Tuesday, March 1, 2011

1861 Confederate Greys, Mathew Brady

1861 Confederate Greys, Mathew Brady, 1861, photograph

This is a photo credited to Mathew Brady, although as you mentioned in class, it could very easily have been taken by one of his assistants.  It took me a while to find this picture, but I chose it because it is North Carolina Confederate soldiers leaving off to battle.  Mathew Brady was a very controversial photographer, as are many, but he was so because he would rearrange dead bodies, coming into battlefields days after the action had ended and moved on.  While he also did many scenes of battlefields, he also was noted for his portraits.
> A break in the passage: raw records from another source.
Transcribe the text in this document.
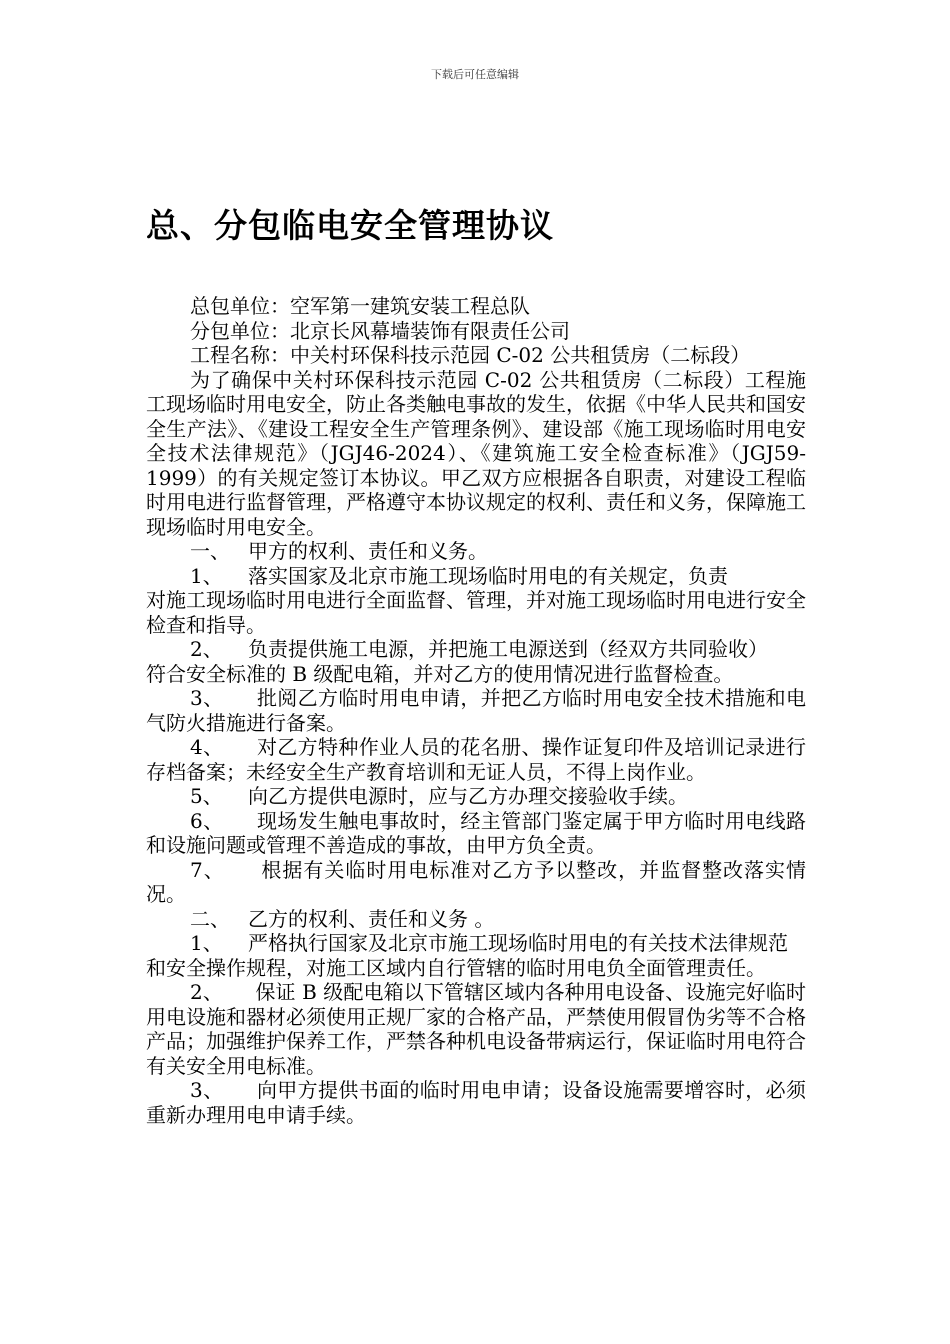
下载后可任意编辑
总、分包临电安全管理协议

总包单位：空军第一建筑安装工程总队

分包单位：北京长风幕墙装饰有限责任公司

工程名称：中关村环保科技示范园 C-02 公共租赁房（二标段）

为了确保中关村环保科技示范园 C-02 公共租赁房（二标段）工程施工现场临时用电安全，防止各类触电事故的发生，依据《中华人民共和国安全生产法》、《建设工程安全生产管理条例》、建设部《施工现场临时用电安全技术法律规范》（JGJ46-2024）、《建筑施工安全检查标准》（JGJ59-1999）的有关规定签订本协议。甲乙双方应根据各自职责，对建设工程临时用电进行监督管理，严格遵守本协议规定的权利、责任和义务，保障施工现场临时用电安全。

一、 甲方的权利、责任和义务。
1、	落实国家及北京市施工现场临时用电的有关规定，负责

对施工现场临时用电进行全面监督、管理，并对施工现场临时用电进行安全检查和指导。

2、	负责提供施工电源，并把施工电源送到（经双方共同验收）

符合安全标准的 B 级配电箱，并对乙方的使用情况进行监督检查。

3、 批阅乙方临时用电申请，并把乙方临时用电安全技术措施和电气防火措施进行备案。

4、 对乙方特种作业人员的花名册、操作证复印件及培训记录进行存档备案；未经安全生产教育培训和无证人员，不得上岗作业。

5、	向乙方提供电源时，应与乙方办理交接验收手续。

6、 现场发生触电事故时，经主管部门鉴定属于甲方临时用电线路和设施问题或管理不善造成的事故，由甲方负全责。

7、 根据有关临时用电标准对乙方予以整改，并监督整改落实情况。

二、 乙方的权利、责任和义务 。
1、	严格执行国家及北京市施工现场临时用电的有关技术法律规范

和安全操作规程，对施工区域内自行管辖的临时用电负全面管理责任。

2、 保证 B 级配电箱以下管辖区域内各种用电设备、设施完好临时用电设施和器材必须使用正规厂家的合格产品，严禁使用假冒伪劣等不合格产品；加强维护保养工作，严禁各种机电设备带病运行，保证临时用电符合有关安全用电标准。

3、 向甲方提供书面的临时用电申请；设备设施需要增容时，必须重新办理用电申请手续。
However, that wasn't always the case.  In the first major battle of the Civil War, Manassas, where I must add that the Confederacy slaughtered the over confident Union, but I digress.  In this battle, which took place in Virginia, outside of Manassas (which I also must add is a very beautiful setting, irony abounds!) Mathew Brady almost got captured by Confederate forces.  Throughout the entire Civil War Brady took over 10,000 plates, almost certain the U.S. government would buy them from him at the end of the war, and yet they did not, leaving him a financial wreck, only to die 30 years later, still penniless.  Brady tested photographic ethics, and helped shape what they are today.

What stands out to me about this picture, is the solemn facial expressions.  They were very serious and were very much aware of what they were doing by joining the cause.  The blurriness surrounding the central focus of the soldiers gives the photo a sense of confusion and franticness (word?).  The mix then of the calmness in their faces with the feeling of confusion gives the photo a surreal aura.  There's this confusion and disorganization in  that a country was formed so quickly and they are going to war immediately after declaring secession and independence, yet when you break it down and analyze each person individually, there's the sense that each one of them is individually calm and collected, certain that they want to follow through with what they are doing.  It was for these soldiers that the University of North Carolina at Chapel Hill are called the Tar Heels, because the North Carolina Confederate soldiers would never back down and would stand their ground until they could fight no more, so determined to win that it was as if their feet were grounded in tar.